Limbacher: Wir können in unseremLabor am Standort Waldenburg Explosionsprüfungen nach der Ex d-Norm durchzuführen. Soviel ich weiß, sind wir der einzige Hersteller der diese Prüfmöglichkeiten hat. So waren wir in der Lage, bis zu einer Gehäusegröße von ca. 200 Liter poröse Materialen auf ihre Eigenschaften bzw. ihr Verhalten bei Gasexplosionen zu prüfen. Auf Basis dieser Prüfungen und unserer langjährigen Erfahrungen im Bereich der Entwicklung von druckfesten Gehäusen, war es uns möglich, wichtige Erkenntnisse zu erarbeiten und Designregeln abzuleiten. Der enge und ständige Informationsaustausch mit der Ernst-Abbe-Hochschule Jena im Rahmen unserer Forschungskooperation, war hierbei für uns immer wichtig, interessant und inspirierend.

Gab es auch Rückschläge bei der Entwicklung?

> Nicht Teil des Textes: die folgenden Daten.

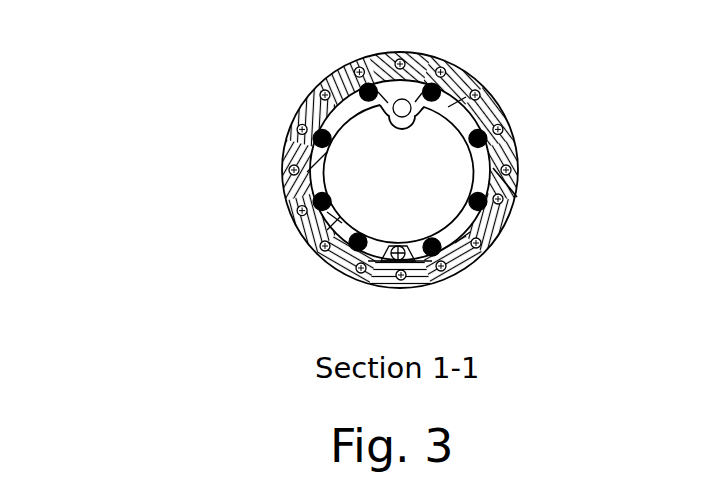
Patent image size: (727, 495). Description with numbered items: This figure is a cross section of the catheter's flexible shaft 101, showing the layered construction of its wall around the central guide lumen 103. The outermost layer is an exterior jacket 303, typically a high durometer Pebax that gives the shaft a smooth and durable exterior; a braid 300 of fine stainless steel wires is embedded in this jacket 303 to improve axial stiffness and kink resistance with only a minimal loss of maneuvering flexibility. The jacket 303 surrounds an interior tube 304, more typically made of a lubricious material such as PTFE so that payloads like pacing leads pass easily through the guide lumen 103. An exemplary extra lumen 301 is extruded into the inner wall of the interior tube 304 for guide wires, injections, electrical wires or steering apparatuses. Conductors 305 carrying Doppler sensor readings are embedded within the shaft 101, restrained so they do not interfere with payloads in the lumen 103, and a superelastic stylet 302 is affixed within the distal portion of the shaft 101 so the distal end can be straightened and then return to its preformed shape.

The flexible shaft 101 is at (273, 169).
The guide lumen 103 is at (287, 174).
The braid 300 is at (331, 152).
The extra lumen 301 is at (460, 58).
The stylet 302 is at (492, 318).
The exterior jacket 303 is at (561, 235).
The interior tube 304 is at (464, 170).
The conductors 305 is at (447, 169).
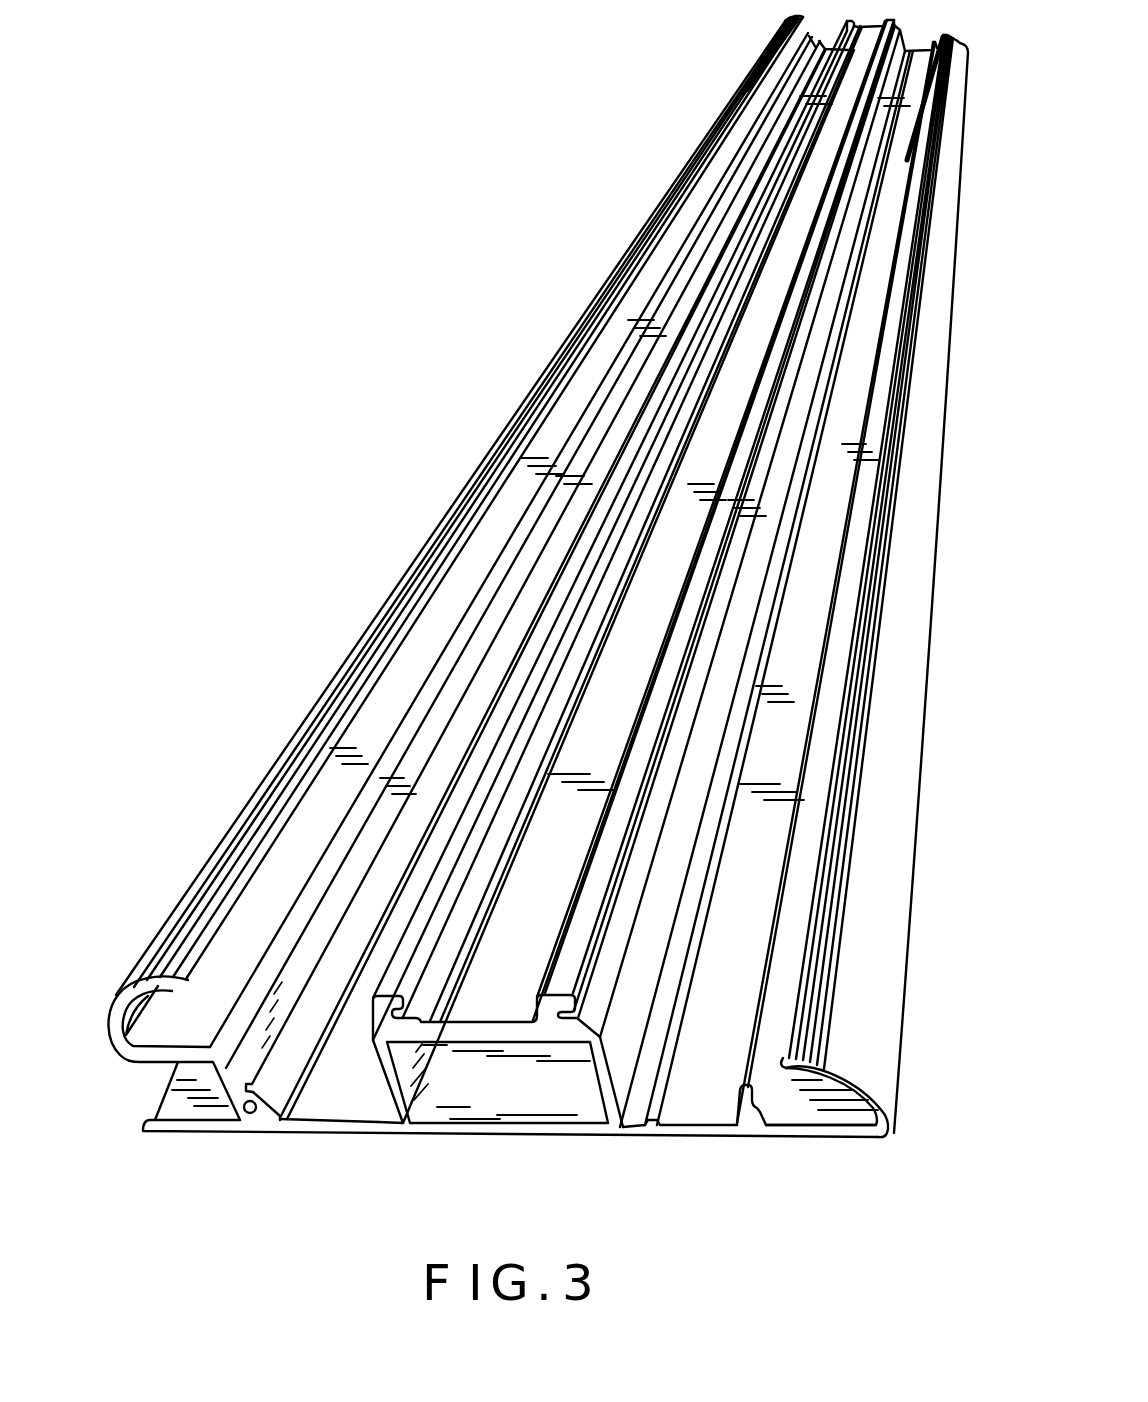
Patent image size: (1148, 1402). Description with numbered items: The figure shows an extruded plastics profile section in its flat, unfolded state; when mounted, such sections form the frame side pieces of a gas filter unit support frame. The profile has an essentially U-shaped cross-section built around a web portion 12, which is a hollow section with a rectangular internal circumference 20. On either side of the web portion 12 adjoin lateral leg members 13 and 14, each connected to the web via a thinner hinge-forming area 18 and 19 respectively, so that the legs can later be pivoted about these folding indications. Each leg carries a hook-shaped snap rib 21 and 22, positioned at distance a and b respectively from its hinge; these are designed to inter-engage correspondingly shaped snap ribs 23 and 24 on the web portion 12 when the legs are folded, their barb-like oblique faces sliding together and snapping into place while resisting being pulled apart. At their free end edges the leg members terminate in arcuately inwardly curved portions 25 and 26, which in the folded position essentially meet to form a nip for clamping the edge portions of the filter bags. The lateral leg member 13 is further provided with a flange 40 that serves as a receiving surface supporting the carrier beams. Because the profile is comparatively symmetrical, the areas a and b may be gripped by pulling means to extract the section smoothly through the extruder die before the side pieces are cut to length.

The web portion 12 is at (487, 1129).
The lateral leg member 13 is at (284, 1135).
The lateral leg member 14 is at (835, 1140).
The hinge-forming area 18 is at (386, 1136).
The hinge-forming area 19 is at (640, 1135).
The rectangular internal circumference 20 is at (520, 1035).
The snap rib 21 is at (247, 1113).
The snap rib 22 is at (775, 1120).
The snap rib 23 is at (416, 928).
The snap rib 24 is at (596, 918).
The arcuately inwardly curved portion 25 is at (122, 992).
The arcuately inwardly curved portion 26 is at (854, 1072).
The flange 40 is at (151, 1126).
The distance a is at (376, 1138).
The distance b is at (736, 1138).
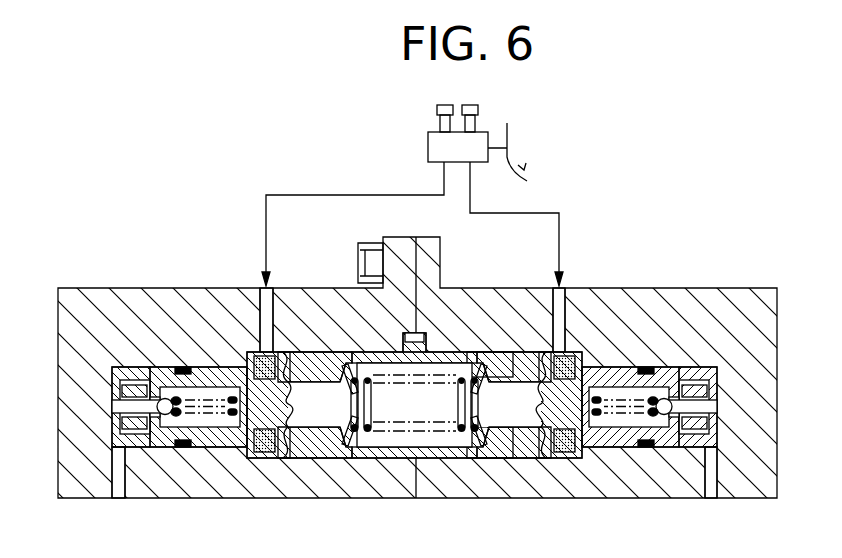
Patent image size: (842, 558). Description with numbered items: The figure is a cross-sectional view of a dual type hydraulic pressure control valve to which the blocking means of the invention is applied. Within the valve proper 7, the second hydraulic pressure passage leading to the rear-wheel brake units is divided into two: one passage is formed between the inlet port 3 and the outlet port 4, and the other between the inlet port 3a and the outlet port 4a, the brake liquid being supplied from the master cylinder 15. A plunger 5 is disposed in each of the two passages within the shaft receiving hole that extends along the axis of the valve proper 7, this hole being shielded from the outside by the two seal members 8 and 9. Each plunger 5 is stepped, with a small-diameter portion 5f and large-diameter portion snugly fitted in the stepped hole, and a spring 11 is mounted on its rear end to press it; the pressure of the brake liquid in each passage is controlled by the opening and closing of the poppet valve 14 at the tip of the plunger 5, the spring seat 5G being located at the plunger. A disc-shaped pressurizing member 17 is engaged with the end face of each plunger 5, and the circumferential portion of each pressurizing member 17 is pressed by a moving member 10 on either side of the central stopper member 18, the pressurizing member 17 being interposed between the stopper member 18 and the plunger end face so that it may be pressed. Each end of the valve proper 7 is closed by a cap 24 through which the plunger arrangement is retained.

The inlet port 3 is at (566, 290).
The inlet port 3a is at (259, 289).
The outlet port 4 is at (711, 491).
The outlet port 4a is at (119, 493).
The plunger 5 is at (300, 412).
The sleeve 5f is at (663, 442).
The spring seat 5G is at (365, 434).
The valve proper 7 is at (641, 292).
The seal member 8 is at (518, 356).
The seal member 9 is at (292, 356).
The moving member 10 is at (322, 363).
The spring 11 is at (452, 353).
The poppet valve 14 is at (158, 416).
The master cylinder 15 is at (484, 137).
The pressurizing member 17 is at (338, 437).
The stopper member 18 is at (415, 453).
The cap 24 is at (157, 368).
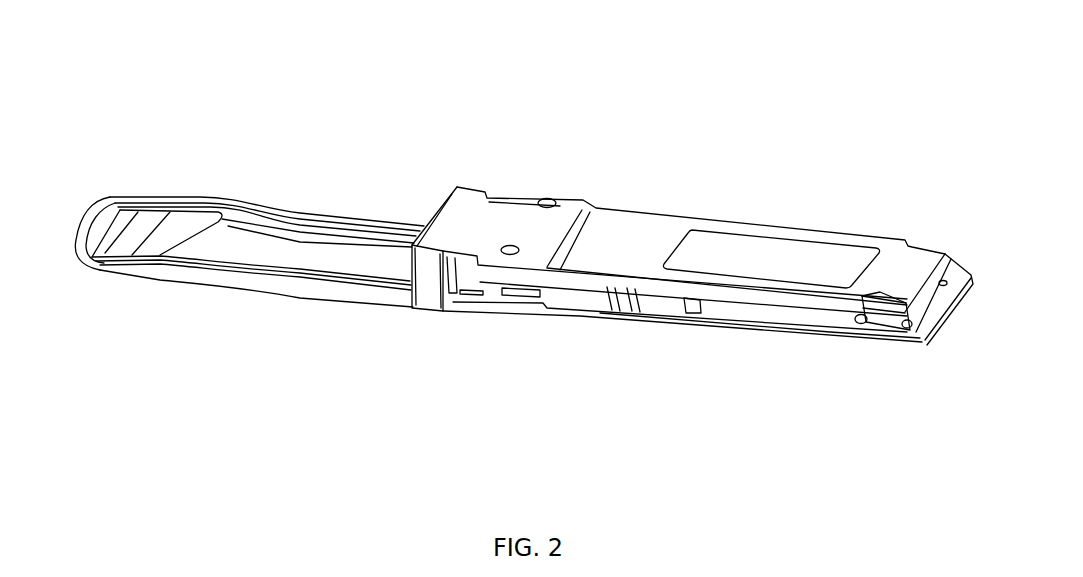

Schmitt: Klar gab es die - Rückschläge gibt es immer. Aber vom Sport lässt sich ableiten: Gewinner stehen da wieder auf, wo die Verlierer auf der Strecke bleiben. Denn Goldmedaillen sind eigentlich nicht aus Gold, sondern aus Schweiß, Entschlossenheit und der seltenen Legierung Mumm geprägt. So und nicht anders sind wir nach einem Rückschlag erneut ans Werk, um neue Lösungswege zu finden. Motiviert und mit dem Ziel vor Augen, wurden Abschätzungen, Analysen, Simulationen und Modellbetrachtungen immer wieder aufs Neue erstellt und in Frage gestellt. Dass wir damit erfolgreich waren zeigt zu guter Letzt, dass bei der Entwicklung von EXpressure mehr als 20 neue Patentideen entstanden bzw. angemeldet sind.